Etchegoyhen, who once ranched in the Carson Valley, said growing wine grapes for profit could be a challenge.
“Most of the Valley is too wet for good grape production. The water table so close to the ground,” he said. “Given the glut of grapes in California, it’s very difficult to compete with them.”
Historically, beef and lamb were the mainstay for ranchers here, and the quality of that product is phenomenal, Etchegoyhen said.
“The cow eats well and doesn’t have to walk very far,” he said. “The grass is rich, and we get a fabulous weight gain. We have a very high-quality product.”
Beef raised here is shipped off to a packing plant and mixed with meat from New Mexico and Arizona, Etchegoyhen said.
“Our quality disappears into the larger scheme of things,” he said. “But if this product is directly marketed, I think consumers would pay more money for it.
“I would like to see beef directly marketed locally, to local consumers,” he said.
Baushke said 67 percent of the land in Douglas County is owned by the U.S. Forest Service or Bureau of Land Management. Douglas County is purchasing a few small parcels, but his goal is to preserve as much land as possible outside of the receiving areas designated in the 1996 master plan.
Etchegoyhen said the 67 percent figure could be misleading.
“Clark County is 95 percent federally owned,” he said. “They have about 2 million people, and it’s booming.”
Commissioners can’t promote or deny growth as long as the development is legal, and by the time a project gets to the commission, developers have been working with county officials for a year or two, Baushke said.

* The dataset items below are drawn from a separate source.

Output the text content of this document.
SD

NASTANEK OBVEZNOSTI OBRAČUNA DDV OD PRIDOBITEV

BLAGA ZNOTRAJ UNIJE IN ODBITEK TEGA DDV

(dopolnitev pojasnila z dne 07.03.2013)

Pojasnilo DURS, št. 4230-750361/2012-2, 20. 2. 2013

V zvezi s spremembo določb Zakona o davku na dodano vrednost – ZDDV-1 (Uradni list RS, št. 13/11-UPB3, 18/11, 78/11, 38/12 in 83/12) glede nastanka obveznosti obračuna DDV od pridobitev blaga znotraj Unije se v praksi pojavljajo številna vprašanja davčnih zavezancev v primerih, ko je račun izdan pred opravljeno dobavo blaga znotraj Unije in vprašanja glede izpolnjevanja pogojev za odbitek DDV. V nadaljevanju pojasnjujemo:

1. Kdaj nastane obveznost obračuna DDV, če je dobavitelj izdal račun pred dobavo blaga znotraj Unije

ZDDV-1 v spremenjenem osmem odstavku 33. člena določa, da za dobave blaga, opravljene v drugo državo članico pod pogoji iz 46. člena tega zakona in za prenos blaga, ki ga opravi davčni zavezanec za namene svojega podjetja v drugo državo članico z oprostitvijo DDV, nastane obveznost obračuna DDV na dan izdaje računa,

“When developers try to shoe-horn a bunch of homes into a small area, we can say something,” Baushke said. “But we can’t deny a project if it’s legal and meets the zoning requirements.”
He said the commissioners and the county can be sued if they disapprove a project just because they don’t want growth. But he is uncomfortable with projects the size of Virginia Ranch, with 1,020 homes on 226 acres south of Gardnerville.